What do children’s writers and illustrators read in their spare time? In this series of interviews with B.C. book folks, we discuss everything from guilty reading pleasures to the best literary villains. If you’d like to share some favourites of your own, please leave a comment!
What books are on your end table right now?
Chevy Stevens’s Never Knowing (I’m a sucka for thrillers). The Help by Kathryn Stockett (nope, I haven’t seen the movie yet). And, uh, How to Be An Adult in Relationships.
Where is the best place to curl up with a good book?
Well, not in bed, because then my hands get cold because the blood doesn’t flow to my fingertips. And not in a chair, because I need to have my legs propped up for some weird reason. I do love window seats. And I’m rather fond of sunbeams on the carpet.
Who’s your favourite literary hero?
Jonas, in The Giver. As a boy of twelve, he had incredible courage to break free from everything he ever knew to pursue a life of unpredictability – and truth. I loved how Lois Lowry never really shows us Jonas: her greatest achievement in this book was to use Jonas as a vehicle for the reader to see the people and the community around him.
Who’s your favourite literary villain?
Randall Flagg, baby. There ain’t no one badder than the Walkin’ Dude.
If you could have dinner with three writers or illustrators, whom would you choose?
1. Virginia Woolf. I want to know whether she just . . . lost herself in the words.
2. Ernest Hemingway. I want to know why the worlds he created were more bearable than the one he lived in. I want to talk to him about his restless spirit.
3. And the last is a three-way tie between Tolkien, C.S. Lewis and J.K. Rowling. Lewis mostly because he and I share the same birthday, and I loved reading The Lion, The Witch and The Wardrobe to my Grade 5 kids. But Tolkien and Rowling? Those brains. Really. The ability to plot like that, to add such exquisite detail and subplots and twists and to not mess it up between volumes. They’re strong on all counts: voice, characterization, plot, pacing.
What series did you read growing up?
I read all six of Enid Blyton’s books about Mallory Towers. I loved Daryl, the protagonist. Love that she hauled off and whapped that gorgeous, whingey Gwendolyn, just like everyone else secretly wanted to do. Love that she played pranks on her teachers and sneaked out at night but still worked hard to keep her marks up.
What’s your guilty reading pleasure?
Magazines. It’s not that I feel guilty about reading them, it’s that I feel guilty buying them. And then, if I have a big stack of them sitting about, as I currently do, I feel guilty not getting to them. But I love them.

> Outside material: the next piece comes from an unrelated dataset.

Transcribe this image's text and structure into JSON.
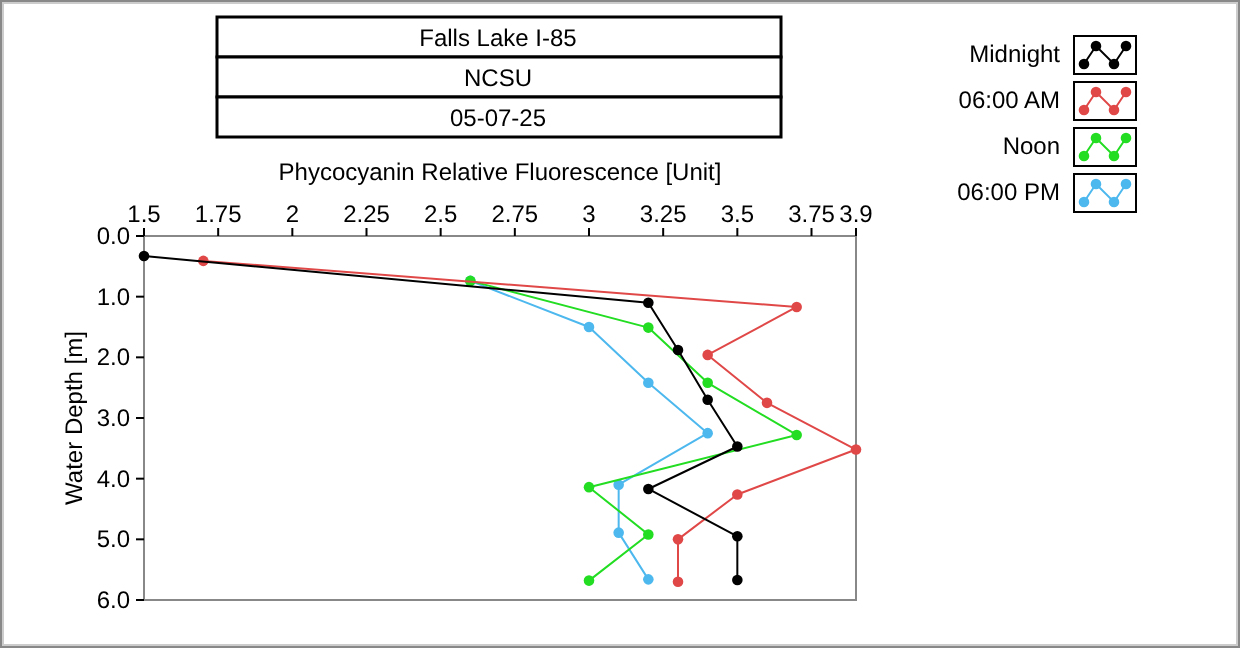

I love how they’re perfect for someone with a short attention span like I have, and how they’re easy to read and full of pretty pictures and promise me ways to fix my life. And introduce me to other people whose lives are fixed (O magazine). Or completely unfixed and in jumbo disarray (Vanity Fair).
Are you more likely to be caught reading a zombie novel or a sentimental romance?
What is it with the zombies? Can someone explain the fascination? As for romance novels… let me tell you the number of times I’ve thought, Jesus, I could write that and then set about buying samples of similar books only to gag my way through exactly five eighths of each one before putting it back on the shelf and looking for something sharp to poke myself in the eyes with. I guess it’s true that you should write the kind of stuff you like to read. Because if you don’t have the stomach to read it, how’re you going to write it?